Nos últimos 11 meses de guerra tenho reflectido muito sobre totalitarismo, ditadores e quem com eles colabora. E recorro tantas vezes ao exemplo alemão.
Quando, em Outubro de 1966, se abriram os portões da prisão de alta segurança de Berlim-Spandau, as luzes cegaram Albert Speer. Dezenas de jornalistas e milhares de populares esperavam o arquitecto e ministro do Armamento de Hitler como se fosse uma estrela pop. Cumpridos os 20 anos de pena a que fora sentenciado em Nuremberga por crimes de guerra e contra a humanidade, Speer viria a tornar-se, até à sua morte, em 1981, uma das grandes figuras da sociedade alemã ocidental. Era, parafraseando o semanário Der Spiegel, “o ex-nazi preferido dos cidadãos”. As suas memórias, publicadas em 1969, e os diários de Spandau, de 1975, contam-se, com mais de um milhão de exemplares vendidos, entre as obras mais lidas na Alemanha. Mesmo no filme de Oliver Hirschbiegel “A Queda”, é apresentado como um “gentleman nazi”. Declarou-se “culpado” em Nuremberga, mas afirmou ter “apenas uma ideia vaga” do que se passava nos campos de concentração - era um tecnocrata “apolítico”. Uma vaga ideia?
Speer tornou-se “um anjo saído do Inferno”, na expressão do seu editor Wolf Jobst Siedler, ao opor-se abertamente, nas últimas semanas de guerra, ao édito de Nero de Adolf Hitler (a destruição de todas as infra-estruturas - “o povo alemão, que se tinha revelado fraco, não merecia misericórdia”, devia, segundo o ditador, afundar-se, como o “Império dos mil anos”).
Se o número dois do regime não estaria informado do Holocausto, como poderiam outros elementos do regime estar? E o povo alemão? Que desculpa magnífica para a culpa de tantos.

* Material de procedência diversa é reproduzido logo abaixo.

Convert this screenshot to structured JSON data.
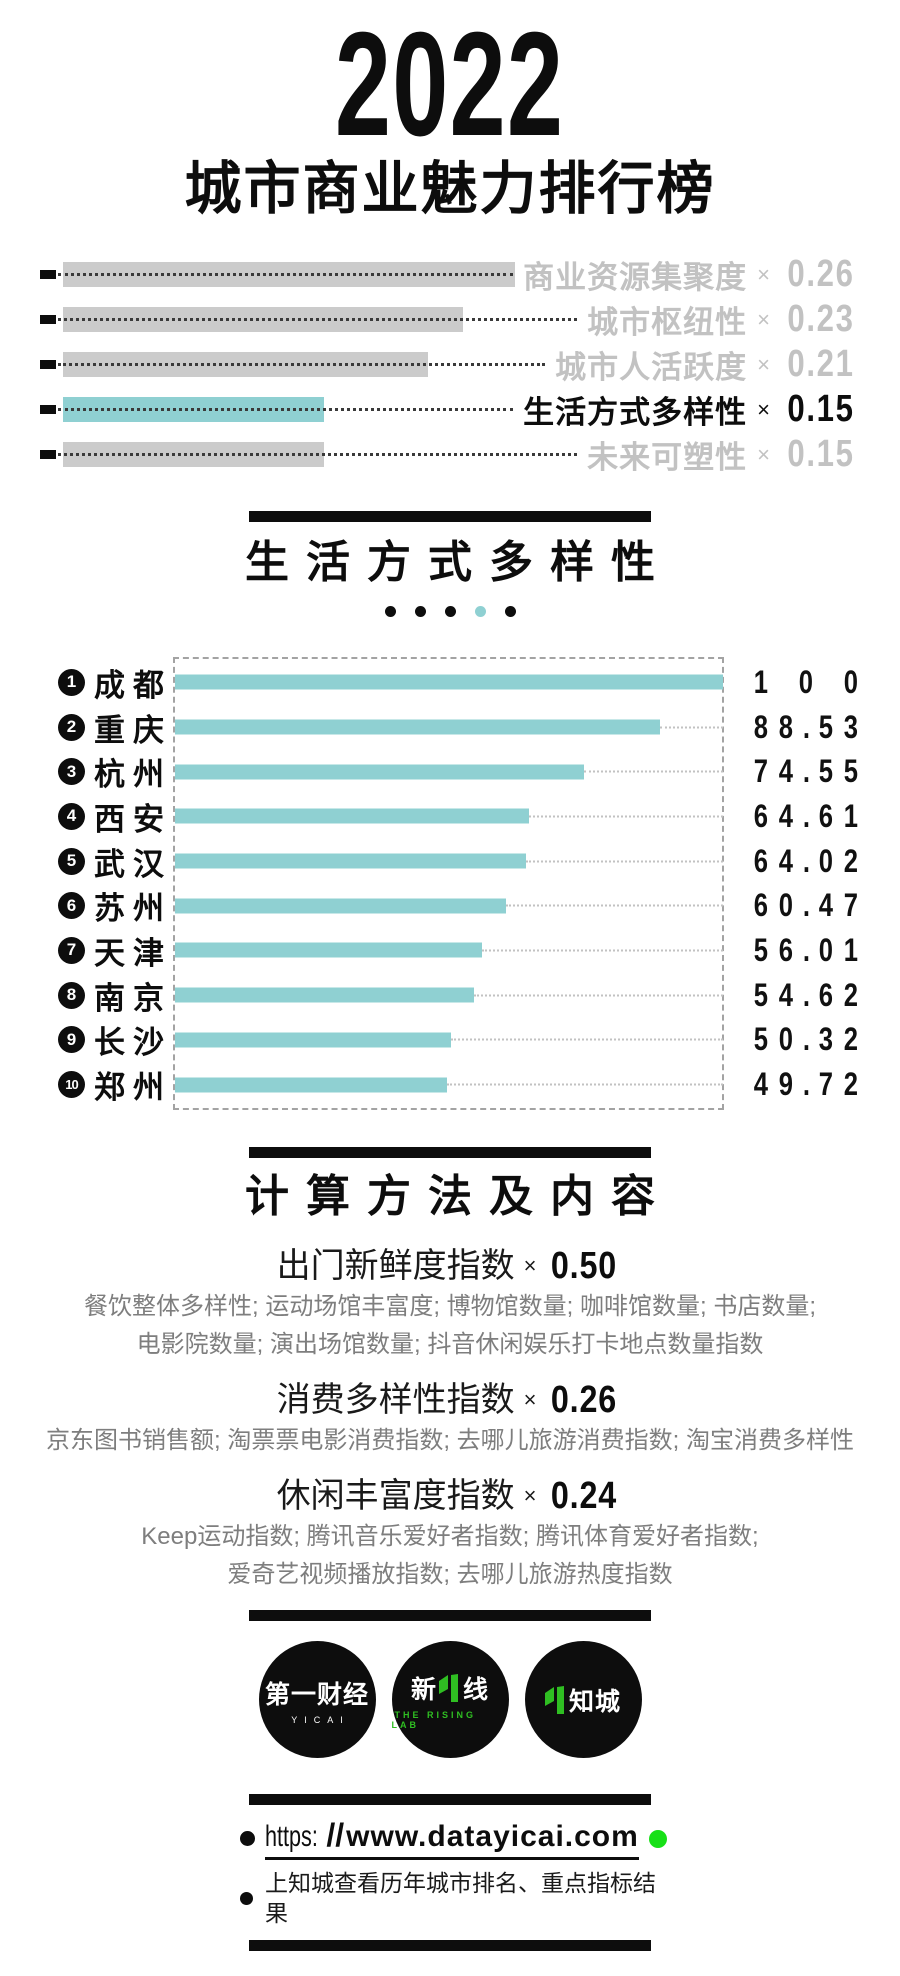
{
  "title": {
    "year": "2022",
    "subtitle": "城市商业魅力排行榜"
  },
  "times_symbol": "×",
  "colors": {
    "teal": "#8fd0d2",
    "gray_bar": "#cbcbcb",
    "gray_label": "#c2c2c2",
    "detail_text": "#7e7e7e",
    "logo_green": "#2fbe22",
    "footer_green_dot": "#17e017",
    "black": "#0d0d0d"
  },
  "chart_data": [
    {
      "type": "bar",
      "name": "index-weights",
      "orientation": "horizontal",
      "categories": [
        "商业资源集聚度",
        "城市枢纽性",
        "城市人活跃度",
        "生活方式多样性",
        "未来可塑性"
      ],
      "values": [
        0.26,
        0.23,
        0.21,
        0.15,
        0.15
      ],
      "value_labels": [
        "0.26",
        "0.23",
        "0.21",
        "0.15",
        "0.15"
      ],
      "highlight_index": 3,
      "highlight_color": "#8fd0d2",
      "bar_color": "#cbcbcb",
      "xlim": [
        0,
        0.26
      ],
      "grid": false,
      "legend": false
    },
    {
      "type": "bar",
      "name": "lifestyle-diversity-top10",
      "title": "生活方式多样性",
      "orientation": "horizontal",
      "ranks": [
        "1",
        "2",
        "3",
        "4",
        "5",
        "6",
        "7",
        "8",
        "9",
        "10"
      ],
      "categories": [
        "成都",
        "重庆",
        "杭州",
        "西安",
        "武汉",
        "苏州",
        "天津",
        "南京",
        "长沙",
        "郑州"
      ],
      "values": [
        100,
        88.53,
        74.55,
        64.61,
        64.02,
        60.47,
        56.01,
        54.62,
        50.32,
        49.72
      ],
      "value_labels": [
        "100",
        "88.53",
        "74.55",
        "64.61",
        "64.02",
        "60.47",
        "56.01",
        "54.62",
        "50.32",
        "49.72"
      ],
      "xlim": [
        0,
        100
      ],
      "bar_color": "#8fd0d2",
      "grid": false,
      "legend": false
    }
  ],
  "section": {
    "title": "生活方式多样性",
    "pager": {
      "count": 5,
      "active_index": 3,
      "active_color": "#8fd0d2"
    }
  },
  "methods": {
    "title": "计算方法及内容",
    "groups": [
      {
        "label": "出门新鲜度指数",
        "value": "0.50",
        "lines": [
          "餐饮整体多样性; 运动场馆丰富度; 博物馆数量; 咖啡馆数量; 书店数量;",
          "电影院数量; 演出场馆数量; 抖音休闲娱乐打卡地点数量指数"
        ]
      },
      {
        "label": "消费多样性指数",
        "value": "0.26",
        "lines": [
          "京东图书销售额; 淘票票电影消费指数; 去哪儿旅游消费指数; 淘宝消费多样性"
        ]
      },
      {
        "label": "休闲丰富度指数",
        "value": "0.24",
        "lines": [
          "Keep运动指数; 腾讯音乐爱好者指数; 腾讯体育爱好者指数;",
          "爱奇艺视频播放指数; 去哪儿旅游热度指数"
        ]
      }
    ]
  },
  "footer": {
    "logos": [
      {
        "line1": "第一财经",
        "line2": "YICAI"
      },
      {
        "left": "新",
        "right": "线",
        "line2": "THE RISING LAB"
      },
      {
        "line1": "知城"
      }
    ],
    "url": {
      "scheme": "https:",
      "slashes": "//",
      "domain": "www.datayicai.com"
    },
    "note": "上知城查看历年城市排名、重点指标结果"
  }
}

O eloquente e bem apessoado nazi conseguiu, aparentemente, a quadratura do círculo: ser colaborador leal e um amigo de Hitler quase até aos derradeiros dias e, em simultâneo, manter-se um homem íntegro. Naturalmente que este retrato foi arrasado num documentário monumental de seis horas realizado por Heinrich Breloer. Ao contrário do que afirmou em Nuremberga e durante toda a vida, o arquitecto de Hitler não só tinha conhecimento do universo concentracionário como contribuiu directamente para a construção do campo de Auschwitz, tomou a iniciativa de deportar judeus berlinenses e enriqueceu graças à arianização de bens judaicos. Sem o talento organizativo de Albert Speer e a exploração do trabalho escravo ao serviço da construção de armamento, a guerra poderia ter terminado no final de 1943. No final de 1944, meio milhão de escravos produziam maquinaria bélica nazi. Para proteger a indústria de armamento dos bombardeamentos aliados, Speer decretou que se fabricassem armas em grutas subterrâneas. Um registo de 21 de Maio de 1943 refere-se ao “Programa Professor Speer”, destinado a transformar Auschwitz num campo de extermínio. Nesse documento, no qual Speer traçou copiosas notas, nas margens e sobre o texto, é explícita, sem ambiguidades, a vocação do Lager (campo de concentração). Se estes dados fossem conhecidos em Nuremberga, a sentença teria tido outro teor. Questionado pelo seu editor Wolf Jobst Siedler sobre o que faria se tivesse a escolha entre ser apenas um arquitecto de Heidelberg ou seguir o seu percurso de vida novamente, Albert Speer respondeu: “Faria tudo de novo. De novo a glória, de novo a vergonha, de novo o crime e a entrada nos livros de História.” Faz-nos reflectir, não faz?
Mala diplomática a subir
O Presidente da Ucrânia sublinhou, em mensagem de vídeo, nesta sexta-feira, 27 de Janeiro, que é também o Dia da Memória do Holocausto e em que se assinala o 78.º aniversário da libertação de Auschwitz-Birkenau, que “o ódio e a indiferença matam”. Zelenski, que é judeu, prestou homenagem aos milhares de judeus ucranianos mortos pela treva nazi.
Mala diplomática a descer
Portugal tem 37 tanques Leopard A6, mas a maior parte estará kaputt, inoperacional, noticia a edição desta sexta-feira do Expresso, que cita fontes do Exército. A maioria destes carros de combate estão no “nível vermelho de operacionalização”, segundo uma escala utilizada pela NATO para averiguar a prontidão dos equipamentos a serem utilizados em combate. Será esta a explicação para os avanços e recuos do governo português no envio de carros de combate portugueses para a Ucrânia?